WHISPERS IN THE GEAVEYARD by THERESA BRESLIN.
Solomon is full of anger - with the teachers and his father who have failed him, with his mother who has left him, and also with himself. He cannot bear to be at school or home. His refuge is one corner of the kirkyard, where nothing flourishes except a single rowan tree. Then workmen uproot the tree, and, as it dies, a terrible force comes to life.
...... Outer back cover.
FIRST SENTENCE (Chapter 1): My footprints track across the faint dew still lying on the grass.
MEMORABLE MOMENT (Page 105): Licking at the dark corners of your mind, searching out the flaws, the imperfections. Spreading doubt and mistrust. Feeding on fear, becoming ever more powerful.
KEEP IT OR NOT?: I shall be passing this onto Niece #2 (13)
Sounds wonderful, doesn't it?
And it would have been if the blurb on the back cover was totally accurate. Sadly though it wasn't and what we got was the story of Solomon's rather dysfunctional relationships and unfolding special educational needs with a side order of his adventures in the kirkyard - not that this wasn't a good story, it just wasn't altogether the story I had been expecting.

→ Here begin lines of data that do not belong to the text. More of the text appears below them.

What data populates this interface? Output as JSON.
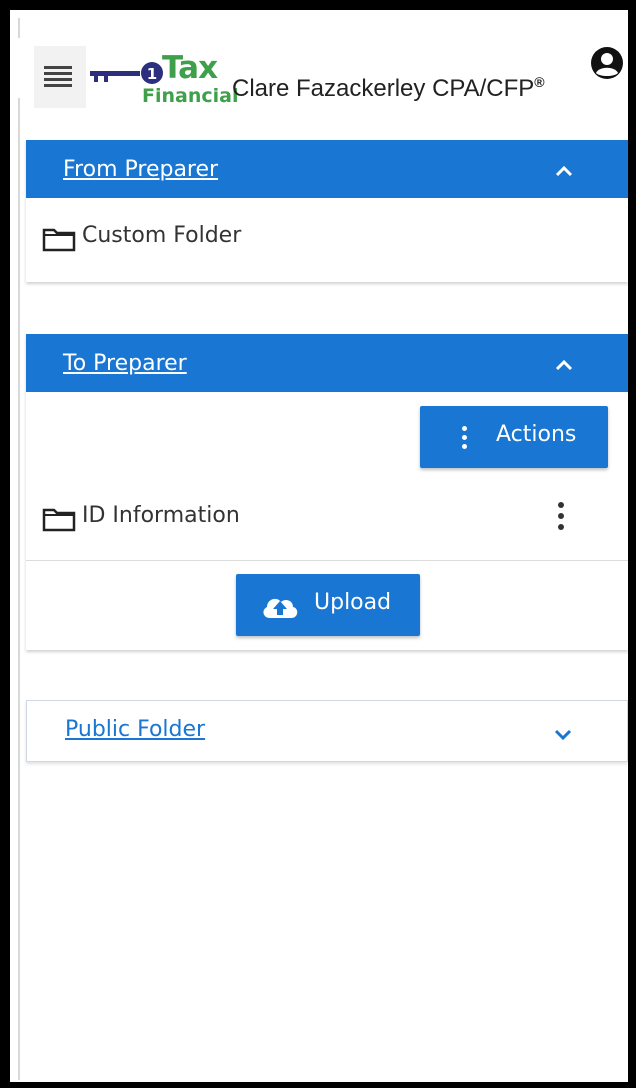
{
  "header": {
    "logo": {
      "word_top": "Tax",
      "word_bottom": "Financial",
      "brand_color": "#3ea04a"
    },
    "firm_name": "Clare Fazackerley CPA/CFP",
    "firm_name_mark": "®",
    "menu_icon": "hamburger-icon",
    "user_icon": "account-circle-icon"
  },
  "sections": {
    "from_preparer": {
      "title": "From Preparer",
      "expanded": true,
      "folders": [
        {
          "label": "Custom Folder",
          "icon": "folder-icon"
        }
      ]
    },
    "to_preparer": {
      "title": "To Preparer",
      "expanded": true,
      "actions_label": "Actions",
      "folders": [
        {
          "label": "ID Information",
          "icon": "folder-icon"
        }
      ],
      "upload_label": "Upload"
    },
    "public_folder": {
      "title": "Public Folder",
      "expanded": false
    }
  },
  "colors": {
    "primary": "#1976d2",
    "header_text": "#222222",
    "frame": "#000000"
  }
}
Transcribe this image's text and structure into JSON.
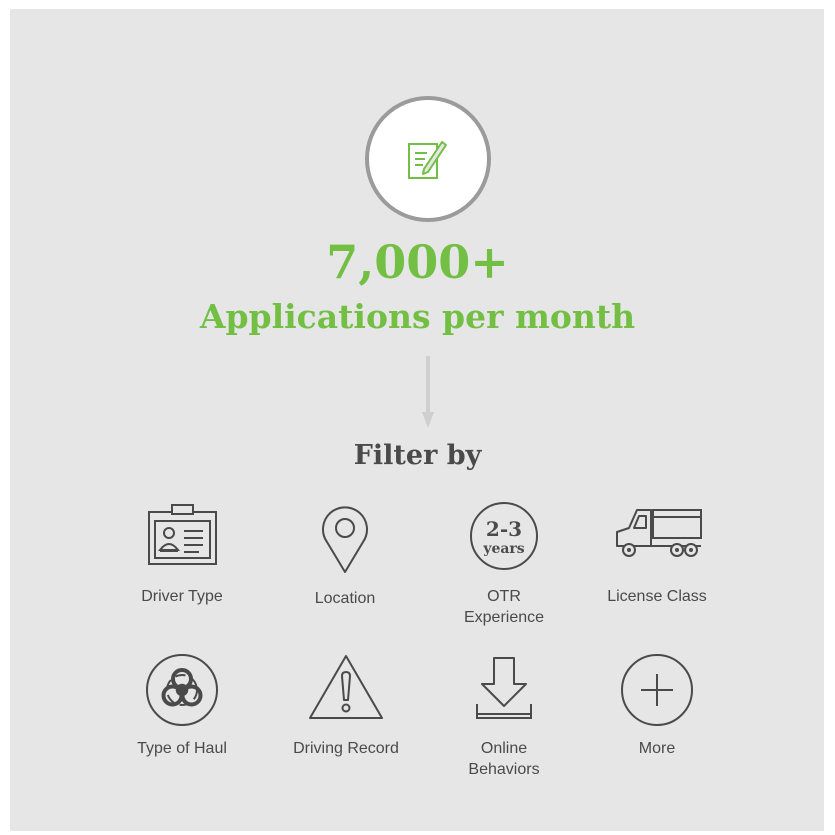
{
  "headline": {
    "count": "7,000+",
    "caption": "Applications per month",
    "icon": "edit-form-icon",
    "accent_color": "#72bf44"
  },
  "filter": {
    "title": "Filter by",
    "items": [
      {
        "label": "Driver Type",
        "icon": "id-badge-icon"
      },
      {
        "label": "Location",
        "icon": "location-pin-icon"
      },
      {
        "label": "OTR\nExperience",
        "icon": "years-badge-icon",
        "badge_top": "2-3",
        "badge_bottom": "years"
      },
      {
        "label": "License Class",
        "icon": "truck-icon"
      },
      {
        "label": "Type of Haul",
        "icon": "biohazard-icon"
      },
      {
        "label": "Driving Record",
        "icon": "warning-icon"
      },
      {
        "label": "Online\nBehaviors",
        "icon": "download-tray-icon"
      },
      {
        "label": "More",
        "icon": "plus-circle-icon"
      }
    ]
  }
}
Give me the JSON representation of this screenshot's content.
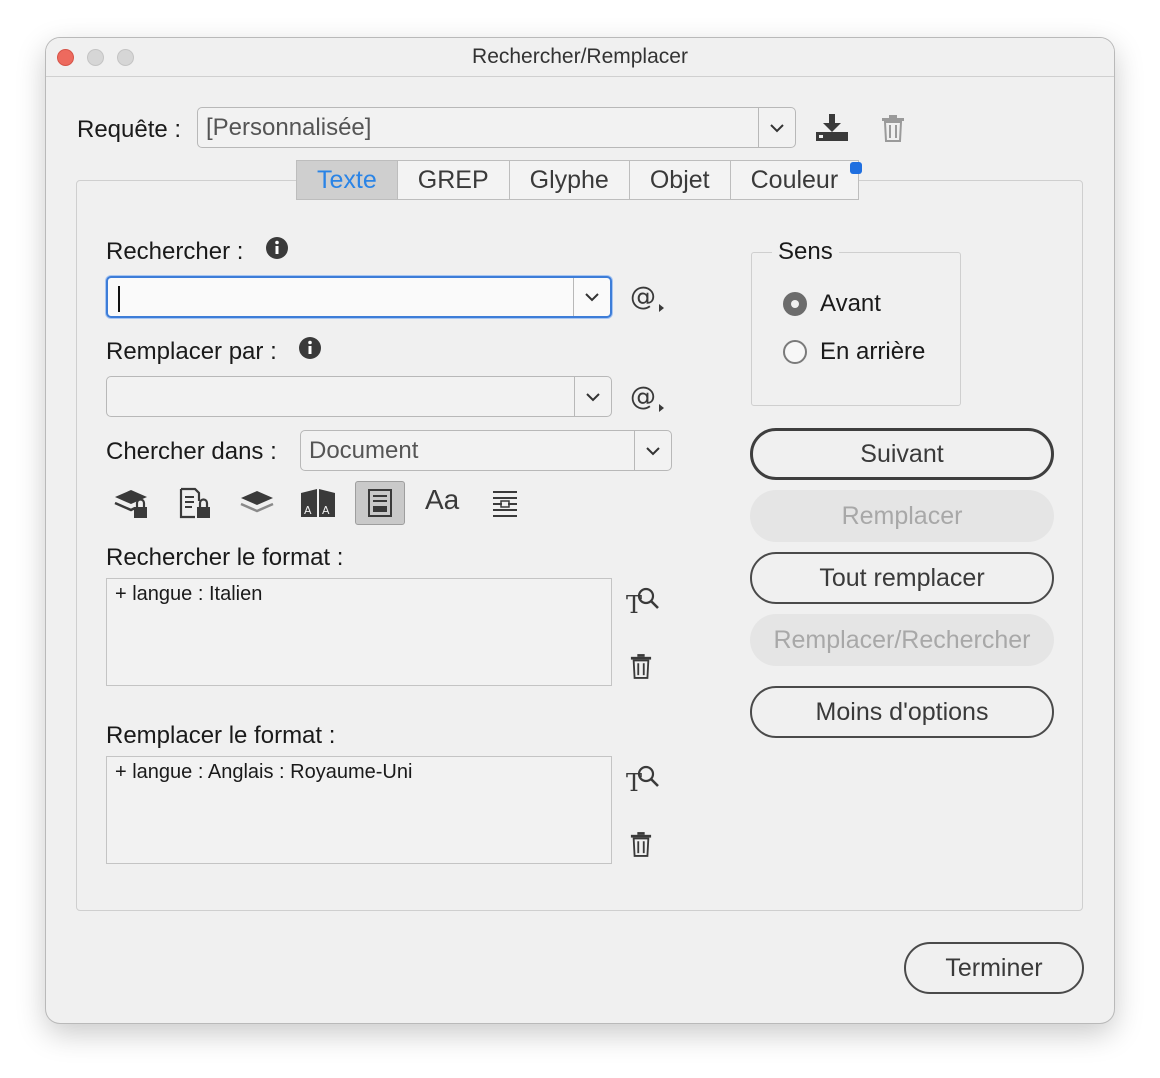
{
  "window": {
    "title": "Rechercher/Remplacer"
  },
  "query": {
    "label": "Requête :",
    "value": "[Personnalisée]"
  },
  "icons": {
    "save_query": "download-icon",
    "delete_query": "trash-icon",
    "info": "info-icon",
    "special_chars": "at-menu-icon",
    "format_search": "text-format-magnifier-icon",
    "format_clear": "trash-icon"
  },
  "tabs": [
    {
      "label": "Texte",
      "active": true
    },
    {
      "label": "GREP",
      "active": false
    },
    {
      "label": "Glyphe",
      "active": false
    },
    {
      "label": "Objet",
      "active": false
    },
    {
      "label": "Couleur",
      "active": false
    }
  ],
  "search": {
    "label": "Rechercher :",
    "value": ""
  },
  "replace": {
    "label": "Remplacer par :",
    "value": ""
  },
  "scope": {
    "label": "Chercher dans :",
    "value": "Document"
  },
  "options_toolbar": {
    "aa_label": "Aa",
    "items": [
      "locked-layers-icon",
      "locked-stories-icon",
      "hidden-layers-icon",
      "master-pages-icon",
      "footnotes-icon",
      "case-sensitive-icon",
      "whole-word-icon"
    ]
  },
  "find_format": {
    "label": "Rechercher le format :",
    "value": "+ langue : Italien"
  },
  "change_format": {
    "label": "Remplacer le format :",
    "value": "+ langue : Anglais : Royaume-Uni"
  },
  "direction": {
    "title": "Sens",
    "options": [
      {
        "label": "Avant",
        "selected": true
      },
      {
        "label": "En arrière",
        "selected": false
      }
    ]
  },
  "buttons": {
    "next": "Suivant",
    "replace": "Remplacer",
    "replace_all": "Tout remplacer",
    "replace_find": "Remplacer/Rechercher",
    "fewer_options": "Moins d'options",
    "done": "Terminer"
  },
  "colors": {
    "accent": "#2a84e6",
    "badge": "#1f6fe0",
    "close": "#ed6a5e"
  }
}
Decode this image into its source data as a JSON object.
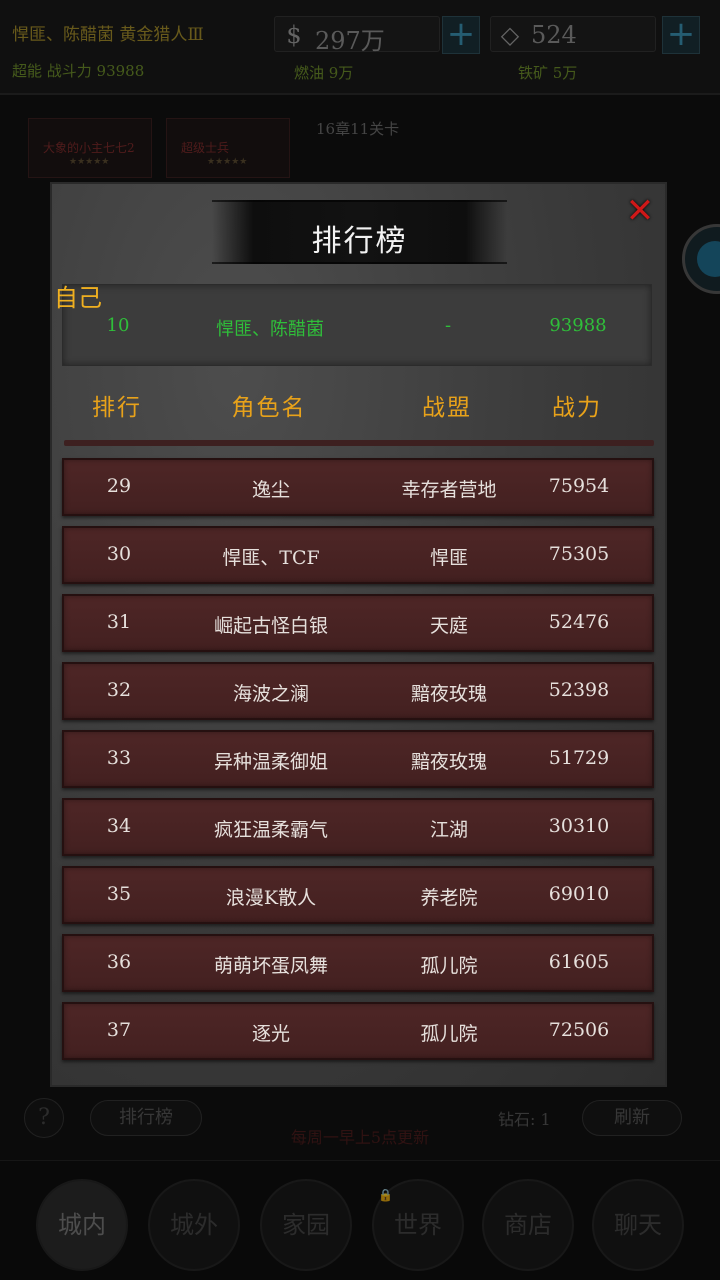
{
  "hud": {
    "player_name": "悍匪、陈醋菌 黄金猎人Ⅲ",
    "player_power": "超能 战斗力 93988",
    "currency": {
      "icon": "dollar-icon",
      "value": "297万"
    },
    "diamond": {
      "icon": "diamond-icon",
      "value": "524"
    },
    "plus_label": "+",
    "fuel": "燃油  9万",
    "iron": "铁矿  5万"
  },
  "formation": {
    "cards": [
      {
        "title": "大象的小主七七2",
        "stars": "★★★★★"
      },
      {
        "title": "超级士兵",
        "stars": "★★★★★"
      }
    ],
    "chapter": "16章11关卡"
  },
  "bottom_tools": {
    "help": "?",
    "ranking_button": "排行榜",
    "gems": "钻石: 1",
    "refresh_button": "刷新",
    "notice": "每周一早上5点更新"
  },
  "nav": [
    "城内",
    "城外",
    "家园",
    "世界",
    "商店",
    "聊天"
  ],
  "leaderboard": {
    "title": "排行榜",
    "close_label": "✕",
    "self_label": "自己",
    "self": {
      "rank": "10",
      "name": "悍匪、陈醋菌",
      "alliance": "-",
      "power": "93988"
    },
    "headers": {
      "rank": "排行",
      "name": "角色名",
      "alliance": "战盟",
      "power": "战力"
    },
    "rows": [
      {
        "rank": "29",
        "name": "逸尘",
        "alliance": "幸存者营地",
        "power": "75954"
      },
      {
        "rank": "30",
        "name": "悍匪、TCF",
        "alliance": "悍匪",
        "power": "75305"
      },
      {
        "rank": "31",
        "name": "崛起古怪白银",
        "alliance": "天庭",
        "power": "52476"
      },
      {
        "rank": "32",
        "name": "海波之澜",
        "alliance": "黯夜玫瑰",
        "power": "52398"
      },
      {
        "rank": "33",
        "name": "异种温柔御姐",
        "alliance": "黯夜玫瑰",
        "power": "51729"
      },
      {
        "rank": "34",
        "name": "疯狂温柔霸气",
        "alliance": "江湖",
        "power": "30310"
      },
      {
        "rank": "35",
        "name": "浪漫K散人",
        "alliance": "养老院",
        "power": "69010"
      },
      {
        "rank": "36",
        "name": "萌萌坏蛋凤舞",
        "alliance": "孤儿院",
        "power": "61605"
      },
      {
        "rank": "37",
        "name": "逐光",
        "alliance": "孤儿院",
        "power": "72506"
      }
    ]
  }
}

Written I believe with 12 to 14 year olds in mind, this is, in parts, an eerie tale but what made it really interesting to me was the way in which the author incorporated Scottish legends and historical truths - fascinating stuff, I learnt a lot about the superstitions surrounding death in times long gone. The downside? The lack of any real suspense. Sure the story was gripping at times but the author did not seem to be able to hold onto this and, almost like a breath of air exhaled at great speed, everything seemed to come hurtling out at once, leaving very little else.
A charity shop purchase, the 78th book read for my 100+ Reading Challenge.